En raison de résultats décevants, pénalisés par la baisse du pétrole, Shell annonce réduire ses investissements de 15 milliards de dollars d’ici à 2017.

Bousculées par le plongeon des cours du brut de près de 60% depuis juin 2014, les grandes compagnies pétrolières enchaînent les coupes franches dans leurs investissements. La dernière en date est Royal Dutch Shell. Le groupe anglo-néerlandais – à l’aune de résultats trimestriels défavorables – a indiqué hier qu’il allait amputer ses projets de 15 milliards de dollars (13,3 milliards d’euros) au cours des trois prochaines années.

«Shell pourrait réduire les dépenses encore davantage, mais nous veillons à ne pas surréagir à la chute récente des prix du pétrole et à conserver nos meilleures opportunités», ajoute le groupe. Shell a déjà considérablement réduit ses dépenses en capital nettes en 2014: elles ont reculé de 46% par rapport à 2013, pour chuter à 23,9 milliards de dollars.

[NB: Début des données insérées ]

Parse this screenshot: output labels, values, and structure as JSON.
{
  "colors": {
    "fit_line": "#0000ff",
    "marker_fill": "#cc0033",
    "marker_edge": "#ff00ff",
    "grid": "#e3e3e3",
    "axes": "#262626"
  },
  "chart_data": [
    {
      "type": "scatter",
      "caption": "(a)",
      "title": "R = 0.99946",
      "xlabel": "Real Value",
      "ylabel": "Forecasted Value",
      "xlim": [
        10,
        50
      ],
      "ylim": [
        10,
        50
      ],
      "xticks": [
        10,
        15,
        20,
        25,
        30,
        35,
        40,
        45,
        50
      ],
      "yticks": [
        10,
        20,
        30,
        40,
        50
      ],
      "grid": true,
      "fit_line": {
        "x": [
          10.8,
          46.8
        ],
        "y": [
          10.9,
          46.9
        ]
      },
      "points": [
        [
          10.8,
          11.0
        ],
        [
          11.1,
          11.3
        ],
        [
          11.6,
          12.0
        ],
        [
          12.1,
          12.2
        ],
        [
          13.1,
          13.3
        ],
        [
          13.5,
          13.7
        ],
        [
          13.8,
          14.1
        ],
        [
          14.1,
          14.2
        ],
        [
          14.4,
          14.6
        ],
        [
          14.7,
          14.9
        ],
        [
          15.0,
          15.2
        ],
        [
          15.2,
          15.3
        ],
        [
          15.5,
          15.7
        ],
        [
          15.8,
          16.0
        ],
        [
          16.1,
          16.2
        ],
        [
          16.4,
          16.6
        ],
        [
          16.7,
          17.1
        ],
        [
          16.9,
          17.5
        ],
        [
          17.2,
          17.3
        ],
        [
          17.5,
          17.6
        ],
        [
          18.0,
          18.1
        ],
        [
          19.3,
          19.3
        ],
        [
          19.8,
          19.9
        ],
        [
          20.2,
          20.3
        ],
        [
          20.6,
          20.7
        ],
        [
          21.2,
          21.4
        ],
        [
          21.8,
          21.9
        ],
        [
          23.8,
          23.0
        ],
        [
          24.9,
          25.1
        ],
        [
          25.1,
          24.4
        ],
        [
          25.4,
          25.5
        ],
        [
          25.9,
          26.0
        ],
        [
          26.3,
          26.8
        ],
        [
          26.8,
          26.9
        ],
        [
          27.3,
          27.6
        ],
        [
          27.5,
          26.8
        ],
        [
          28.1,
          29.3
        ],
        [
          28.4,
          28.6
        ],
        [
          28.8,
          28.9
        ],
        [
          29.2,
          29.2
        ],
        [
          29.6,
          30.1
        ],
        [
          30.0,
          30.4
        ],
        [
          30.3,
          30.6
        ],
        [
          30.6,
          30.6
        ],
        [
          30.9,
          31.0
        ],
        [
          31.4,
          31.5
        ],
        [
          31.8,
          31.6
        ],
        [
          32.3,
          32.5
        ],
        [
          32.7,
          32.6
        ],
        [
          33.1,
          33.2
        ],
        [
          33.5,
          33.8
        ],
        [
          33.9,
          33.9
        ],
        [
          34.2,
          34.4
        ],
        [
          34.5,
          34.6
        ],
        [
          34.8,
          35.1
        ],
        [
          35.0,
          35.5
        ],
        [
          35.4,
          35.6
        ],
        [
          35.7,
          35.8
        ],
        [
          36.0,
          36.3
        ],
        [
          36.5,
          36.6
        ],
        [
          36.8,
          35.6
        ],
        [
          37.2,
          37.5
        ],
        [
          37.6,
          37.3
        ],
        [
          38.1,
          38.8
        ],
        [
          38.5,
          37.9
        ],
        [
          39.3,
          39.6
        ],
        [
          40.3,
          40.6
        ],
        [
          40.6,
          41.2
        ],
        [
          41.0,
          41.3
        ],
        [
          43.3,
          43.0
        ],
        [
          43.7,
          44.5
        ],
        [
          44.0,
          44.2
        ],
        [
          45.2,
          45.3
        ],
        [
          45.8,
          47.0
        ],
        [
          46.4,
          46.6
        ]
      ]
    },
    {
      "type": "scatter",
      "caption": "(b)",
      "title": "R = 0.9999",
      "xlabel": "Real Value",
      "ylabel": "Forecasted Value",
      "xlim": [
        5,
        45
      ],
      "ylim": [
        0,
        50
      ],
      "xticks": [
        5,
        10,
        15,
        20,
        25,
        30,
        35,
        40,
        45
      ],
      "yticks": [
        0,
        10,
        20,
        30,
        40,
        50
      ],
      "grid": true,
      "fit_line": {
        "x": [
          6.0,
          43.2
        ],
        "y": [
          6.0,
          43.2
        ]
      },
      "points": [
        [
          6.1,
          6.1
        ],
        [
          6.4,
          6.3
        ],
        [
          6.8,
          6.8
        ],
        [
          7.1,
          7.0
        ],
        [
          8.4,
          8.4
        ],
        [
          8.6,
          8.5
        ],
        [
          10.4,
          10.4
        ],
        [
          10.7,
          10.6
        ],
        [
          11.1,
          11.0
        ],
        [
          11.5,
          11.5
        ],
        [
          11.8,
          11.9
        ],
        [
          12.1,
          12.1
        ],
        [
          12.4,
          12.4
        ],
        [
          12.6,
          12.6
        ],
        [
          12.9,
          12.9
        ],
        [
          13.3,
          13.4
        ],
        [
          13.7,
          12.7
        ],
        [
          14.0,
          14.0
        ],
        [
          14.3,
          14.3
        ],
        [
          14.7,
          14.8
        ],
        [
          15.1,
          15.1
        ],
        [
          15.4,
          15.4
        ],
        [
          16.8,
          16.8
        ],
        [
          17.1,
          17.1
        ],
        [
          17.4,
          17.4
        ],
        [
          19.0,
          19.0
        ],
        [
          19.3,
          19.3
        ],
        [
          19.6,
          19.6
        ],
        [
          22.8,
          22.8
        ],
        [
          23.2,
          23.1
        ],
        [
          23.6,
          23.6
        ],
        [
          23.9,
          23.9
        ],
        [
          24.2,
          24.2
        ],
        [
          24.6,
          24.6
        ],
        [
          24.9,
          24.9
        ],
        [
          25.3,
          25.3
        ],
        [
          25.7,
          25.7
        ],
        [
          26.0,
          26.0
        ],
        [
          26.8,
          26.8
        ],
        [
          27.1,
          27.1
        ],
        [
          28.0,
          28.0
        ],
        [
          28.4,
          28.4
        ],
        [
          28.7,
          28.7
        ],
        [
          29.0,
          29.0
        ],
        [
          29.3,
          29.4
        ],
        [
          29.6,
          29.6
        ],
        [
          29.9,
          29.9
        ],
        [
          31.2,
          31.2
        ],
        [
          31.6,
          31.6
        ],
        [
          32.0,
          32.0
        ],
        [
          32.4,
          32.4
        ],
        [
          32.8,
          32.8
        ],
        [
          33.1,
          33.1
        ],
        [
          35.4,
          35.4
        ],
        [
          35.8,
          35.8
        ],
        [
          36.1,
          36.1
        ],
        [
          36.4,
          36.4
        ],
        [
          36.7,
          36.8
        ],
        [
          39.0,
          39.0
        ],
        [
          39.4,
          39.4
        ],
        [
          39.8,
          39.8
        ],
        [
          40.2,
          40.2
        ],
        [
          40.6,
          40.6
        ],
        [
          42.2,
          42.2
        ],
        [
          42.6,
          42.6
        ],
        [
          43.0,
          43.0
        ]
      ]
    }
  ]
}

A côté de cette mesure draconienne, Shell maintient ses dividendes au quatrième trimestre 2014 et au premier trimestre 2015 (à 0,47 dollar par action); pourtant, son bénéfice hors exceptionnels a atteint 3,3 milliards de dollars au dernier trimestre, un montant très inférieur aux estimations des analystes malgré sa progression de 12% en un an. Shell a été pénalisé par une chute de 30% du résultat de ses activités amont (exploration et production), à 1,73 milliard; le groupe s’est reporté sur l’aval (raffinage et distribution), dont les bénéfices ont triplé (1,55 milliard).

Face au niveau des cours du pétrole, les grandes compagnies préfèrent sacrifier leurs investissements sur l’autel des actionnaires. Total et BP ont assuré qu’ils allaient maintenir leur dividende alors qu’ils restructurent aussi.

Patrick Pouyanné, directeur général de Total, a annoncé la semaine dernière une réduction de 10% des investissements du groupe par rapport aux 26 milliards de dollars dépensés en 2014, notamment en mer du Nord et aux Etats-Unis. BP a lancé en décembre un programme de restructuration d’un milliard de dollars et annoncé le gel des salaires cette année. ConocoPhillips, qui a affiché hier une perte au quatrième trimestre 2014, va réduire ses dépenses de deux milliards de dollars (à 11,5 milliards) notamment dans l’exploration et le forage onshore, après une première réduction de 20% annoncée en décembre.

«Nous estimons une baisse de 23% des capex d’ici à 2017, ce qui permettrait aux entreprises de couvrir les dividendes», indiquent les analystes d’Exane. Ces perspectives assombrissent par ricochet celles du secteur parapétrolier.